This week, scores of state’s attorneys from Illinois’ 102 counties are attending a conference in Las Vegas, Nevada, sponsored by the Association of Government Attorneys in Capital Litigation. The purpose of the conference is to hone their prosecutorial skills in capital cases, which means cases in which the death penalty is a possible outcome. The expenses for the trip, which may be as much as a thousand dollars per attendee, are being paid out of the budget of Illinois Republican Attorney General Jim Ryan.

This might seem like a normal thing for a state attorney general to do, except that nothing that has anything to do with prosecution of capital cases in Illinois is ever normal.. The outgoing governor, also a Republican and coincidentally named George Ryan, gained national fame by putting a moratorium on the death penalty in the state in January 2000, after no fewer than 13, mostly African-American, death row prisoners were saved from execution when they were exonerated by new evidence.

Gov. Ryan appointed a special bipartisan commission to look into the death penalty, which concluded that vast reforms are needed if Illinois is not to put innocent people to death. (In an informal vote, a majority of the commission members expressed a desire that the death penalty be abolished). Opponents of the death penalty and of abuses of the criminal justice system expressed outrage at Jim Ryan’s promotion of the Las Vegas conference, which they see as a training ground for prosecutorial dirty tricks.

As it happens, Jim Ryan, who was DuPage County (suburbs West of Chicago) prosecutor before he became Attorney General, is the Republican candidate for governor. His Democratic opponent is Congressman Rod Blagojevich from Chicago’s North side. Both Jim Ryan and Blagojevich say they would maintain George Ryan’s death penalty moratorium “until reforms are enacted,” but both have also said they are in favor of the death penalty.

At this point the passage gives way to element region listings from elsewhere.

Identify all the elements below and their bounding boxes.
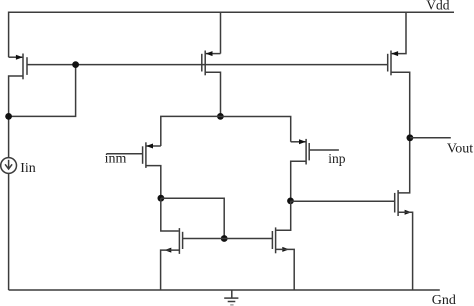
- wire inp source stub: [291, 161, 306, 201]
- transistor M1 (top-left PMOS, diode-connected): [16, 54, 27, 80]
- transistor M6 (bottom-right NMOS): [272, 227, 289, 253]
- ground: [224, 290, 238, 305]
- svg-text:Iin: Iin: [20, 161, 36, 176]
- node bottom mirror gate junction: [221, 235, 228, 242]
- svg-text:inm: inm: [105, 152, 127, 167]
- wire M2 drain stub: [206, 53, 221, 55]
- wire M8 source stub: [391, 72, 410, 138]
- wire Gnd rail: [9, 289, 440, 291]
- svg-text:Vout: Vout: [447, 141, 473, 156]
- wire left column to current source: [8, 117, 10, 158]
- wire inm source stub: [146, 166, 161, 199]
- transistor M7 (output NMOS): [395, 190, 412, 216]
- svg-text:inp: inp: [328, 151, 346, 166]
- wire inm drain stub: [147, 145, 161, 147]
- transistor M5 (bottom-left NMOS, diode master): [164, 228, 182, 254]
- transistor M2 (top-middle PMOS): [202, 51, 213, 76]
- node tail of mirror: [217, 113, 224, 120]
- node Vout junction: [407, 134, 414, 141]
- node left source junction: [5, 113, 12, 120]
- svg-text:Vdd: Vdd: [426, 0, 449, 12]
- wire M8 drain from Vdd: [392, 12, 406, 54]
- wire bottom mirror gate line: [183, 238, 273, 240]
- wire M1 drain stub: [9, 56, 23, 58]
- node right tail junction: [287, 198, 294, 205]
- wire M2 source stub: [205, 72, 220, 116]
- transistor M8 (top-right PMOS): [388, 51, 398, 76]
- wire inp drain stub: [291, 141, 306, 143]
- wire M5 source stub: [161, 250, 180, 290]
- wire M6 source stub: [276, 249, 295, 290]
- wire Vdd rail: [9, 11, 454, 13]
- wire M1 source stub: [9, 76, 23, 117]
- transistor M4 inp input: [299, 139, 309, 165]
- wire current source to Gnd rail: [8, 173, 10, 290]
- wire M2 drain from Vdd: [220, 12, 222, 53]
- wire M7 drain stub: [398, 138, 410, 193]
- wire top gate net: [27, 64, 388, 66]
- wire node to inp drain: [220, 117, 290, 142]
- wire inm gate stub: [107, 153, 143, 155]
- wire node to inm drain: [161, 116, 221, 146]
- current source Iin: [1, 158, 17, 174]
- wire inp gate stub: [309, 149, 339, 151]
- wire Vout: [410, 137, 451, 139]
- wire left tail to gate dot: [161, 198, 224, 238]
- node gate junction: [72, 61, 79, 68]
- wire right tail to output gate: [291, 200, 395, 202]
- wire M6 drain riser: [276, 201, 291, 230]
- wire M7 source stub: [398, 212, 413, 290]
- wire M1 drain from Vdd: [8, 12, 10, 58]
- wire diode connection drop: [9, 65, 76, 117]
- node left tail junction: [158, 195, 165, 202]
- wire M5 drain riser: [161, 198, 179, 231]
- transistor M3 inm input: [143, 142, 153, 168]
- svg-text:Gnd: Gnd: [432, 293, 456, 306]
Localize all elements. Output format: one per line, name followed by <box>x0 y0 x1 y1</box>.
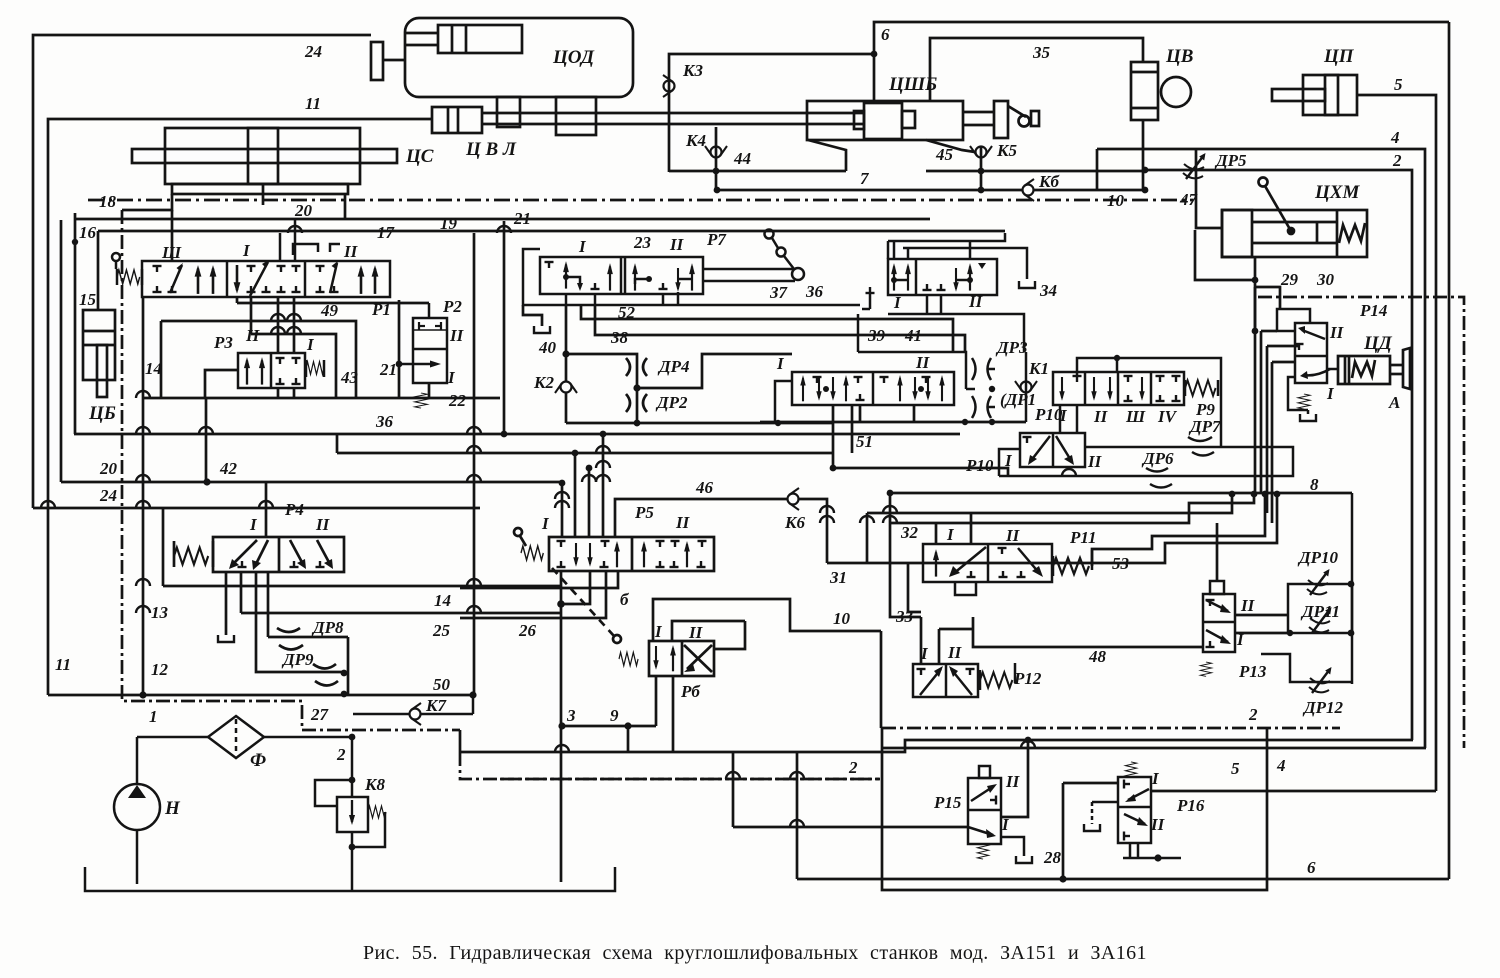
svg-text:II: II <box>675 513 691 532</box>
pump N <box>114 784 160 830</box>
svg-text:Кб: Кб <box>1038 172 1061 191</box>
svg-text:38: 38 <box>610 328 629 347</box>
junction dots <box>871 51 878 58</box>
valve P13 spring below <box>1200 662 1211 676</box>
svg-text:ЦВ: ЦВ <box>1165 46 1193 67</box>
wire line 5 <box>1357 95 1436 791</box>
valve P1 section II arrows <box>330 263 337 293</box>
wire P8 bottom stubs <box>833 405 914 423</box>
wire line 5 bottom <box>1151 790 1436 793</box>
svg-text:Ш: Ш <box>1125 407 1146 426</box>
wire 24 top border <box>33 35 371 508</box>
valve P7 rod link <box>703 268 795 271</box>
svg-text:4: 4 <box>1390 128 1400 147</box>
svg-text:I: I <box>1151 769 1160 788</box>
svg-text:Ш: Ш <box>161 243 182 262</box>
svg-text:ДР2: ДР2 <box>655 393 688 412</box>
svg-text:1: 1 <box>149 707 158 726</box>
svg-text:16: 16 <box>79 223 97 242</box>
wire jump bumps <box>136 391 150 398</box>
svg-text:5: 5 <box>1394 75 1403 94</box>
valve P1 pilot hook <box>293 244 318 255</box>
svg-text:3: 3 <box>566 706 576 725</box>
svg-text:I: I <box>1004 451 1013 470</box>
wire P13 right to DR box <box>1235 614 1288 617</box>
valve P9 top frame <box>1077 358 1221 447</box>
svg-text:21: 21 <box>513 209 531 228</box>
svg-text:32: 32 <box>900 523 919 542</box>
valve P7 section I internals <box>563 261 569 289</box>
svg-text:13: 13 <box>151 603 169 622</box>
svg-text:50: 50 <box>433 675 451 694</box>
wire right border down <box>1448 22 1451 879</box>
valve P15 drain right <box>1001 837 1024 856</box>
cylinder TsShB body <box>807 101 963 140</box>
nodes 3 and 9 <box>562 725 656 728</box>
svg-text:ДР12: ДР12 <box>1302 698 1343 717</box>
svg-text:I: I <box>776 354 785 373</box>
svg-text:ЦШБ: ЦШБ <box>888 74 937 95</box>
cylinder TsV circle <box>1161 77 1191 107</box>
svg-text:49: 49 <box>320 301 339 320</box>
svg-text:2: 2 <box>1392 151 1402 170</box>
valve P13 body <box>1203 594 1235 652</box>
K8 bypass right <box>352 812 385 847</box>
svg-text:10: 10 <box>833 609 851 628</box>
wire P13 solenoid up <box>1216 523 1219 581</box>
valve P5 body <box>549 537 714 571</box>
svg-text:К4: К4 <box>685 131 706 150</box>
svg-text:18: 18 <box>99 192 117 211</box>
wire TsHM box <box>1195 230 1255 280</box>
wire vertical 8 line <box>1351 493 1354 684</box>
valve P1 pilot circle and spring <box>112 253 120 261</box>
dash-dot y=779 <box>460 752 880 779</box>
valve P3 body <box>238 353 305 388</box>
svg-text:ДР11: ДР11 <box>1300 602 1340 621</box>
valve P2 inlet arrow 21 <box>399 363 436 366</box>
svg-text:I: I <box>946 525 955 544</box>
svg-text:ЦХМ: ЦХМ <box>1314 182 1360 203</box>
wire K2 column <box>565 305 568 381</box>
valve P3 spring <box>306 362 324 375</box>
svg-text:36: 36 <box>375 412 394 431</box>
svg-text:20: 20 <box>99 459 118 478</box>
wire node16 <box>72 239 78 245</box>
svg-text:ДР7: ДР7 <box>1188 417 1222 436</box>
wire 52 line <box>581 305 953 352</box>
cylinder TsShB right rod <box>963 111 994 114</box>
bus y=563 <box>827 494 1277 563</box>
valve P4 spring <box>174 548 208 565</box>
svg-text:II: II <box>1005 526 1021 545</box>
svg-text:II: II <box>1005 772 1021 791</box>
wire 53 <box>1092 494 1265 566</box>
wire 51 <box>851 405 854 453</box>
svg-text:II: II <box>1240 596 1256 615</box>
valve P9 body <box>1053 372 1184 405</box>
svg-text:9: 9 <box>610 706 619 725</box>
wire 38 line <box>595 305 965 352</box>
svg-text:I: I <box>242 241 251 260</box>
relief valve K8 <box>337 797 368 832</box>
wire x=733 <box>732 752 735 827</box>
valve P5 pilot <box>514 528 522 536</box>
wire P3 tops <box>278 297 294 353</box>
svg-text:б: б <box>620 590 630 609</box>
TsShB right trapezoid drain <box>926 140 975 152</box>
wire 46 <box>615 499 787 537</box>
svg-text:6: 6 <box>1307 858 1316 877</box>
check valve K4 <box>715 127 718 190</box>
svg-text:40: 40 <box>538 338 557 357</box>
bus y=513 <box>867 494 1232 513</box>
svg-text:19: 19 <box>440 214 458 233</box>
svg-text:Р13: Р13 <box>1238 662 1267 681</box>
svg-text:I: I <box>654 622 663 641</box>
cylinder TsHM body <box>1222 210 1367 257</box>
TsShB right effector <box>994 101 1008 138</box>
svg-text:I: I <box>541 514 550 533</box>
svg-text:Р14: Р14 <box>1359 301 1387 320</box>
svg-text:Р16: Р16 <box>1176 796 1205 815</box>
svg-text:14: 14 <box>434 591 451 610</box>
svg-text:ДР4: ДР4 <box>657 357 690 376</box>
valve P2 top wire <box>428 303 431 318</box>
svg-text:II: II <box>1087 452 1103 471</box>
wire 2 dash bottom <box>500 778 880 781</box>
wire TsV bottom <box>1142 120 1145 190</box>
svg-text:51: 51 <box>856 432 873 451</box>
wire P3 bottoms <box>278 388 294 398</box>
wire line 7 <box>717 189 1022 192</box>
valve P5 dashed link <box>552 568 614 636</box>
cylinder TsOD supports <box>497 97 520 127</box>
wire P11 verticals <box>935 523 938 544</box>
wire DR4/DR2 branch <box>636 384 639 423</box>
svg-text:Р4: Р4 <box>284 500 304 519</box>
rod TsVL to TsShB <box>482 112 864 115</box>
svg-text:Ц В Л: Ц В Л <box>465 139 517 160</box>
svg-text:I: I <box>447 368 456 387</box>
check valve K6 top <box>1023 179 1035 201</box>
wire 11 <box>48 119 432 695</box>
throttle DR2 <box>626 394 630 412</box>
TsD flange A <box>1403 348 1410 389</box>
svg-text:К8: К8 <box>364 775 386 794</box>
svg-text:II: II <box>1329 323 1345 342</box>
svg-text:Р1: Р1 <box>371 300 391 319</box>
valve P8 frame <box>858 352 966 389</box>
svg-text:Н: Н <box>164 798 181 819</box>
cylinder TsHM lever <box>1259 178 1268 187</box>
svg-text:К3: К3 <box>682 61 704 80</box>
tank line <box>85 867 615 891</box>
svg-text:21: 21 <box>379 360 397 379</box>
valve P4 body <box>213 537 344 572</box>
wire P15 feed <box>1001 740 1028 817</box>
cylinder TsV body <box>1131 62 1158 120</box>
cylinder TsS rod <box>132 149 397 163</box>
svg-text:ДР10: ДР10 <box>1297 548 1338 567</box>
svg-text:II: II <box>315 515 331 534</box>
svg-text:К5: К5 <box>996 141 1018 160</box>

But the death penalty issue is a dangerous one for Jim Ryan. While he was the DuPage county prosecutor, there was a particularly ugly case of prosecutorial abuse against two young Hispanic men, Rolando Cruz and Alejandro Hernandez. The two were falsely accused of murdering a young girl and spent years in jail, Cruz on death row. When it was revealed that prosecutors, subordinates of Ryan, had fudged information to incriminate them, the anti-death penalty movement in Illinois got a jump start.

Cook County State’s Attorney Richard Devine and former state’s attorney and present Chicago mayor Richard M. Daley, have also been accused of presiding over frame-up operations involving torture, extorted false confessions, concealment of exculpatory evidence, and death sentences meted out to innocent people. In fact, a special prosecutor has been appointed to look into Chicago cases that occurred in the 1980s under the direction of former Chicago police lieutenant Jon Burge.

Governor Ryan’s death penalty moratorium has come to have high visibility and popular support in Illinois, despite the fact that the governor himself has a very low approval rating due to a bribery scandal and anger over heavy-handed cuts in the social service budget. Thus, if the Blagojevich campaign can portray Jim Ryan as insensitive to the plight of people who have been falsely accused and condemned, it is an opportunity to arouse the anger of the African-American and Latino constituencies and could move Democratic voter turnout in November.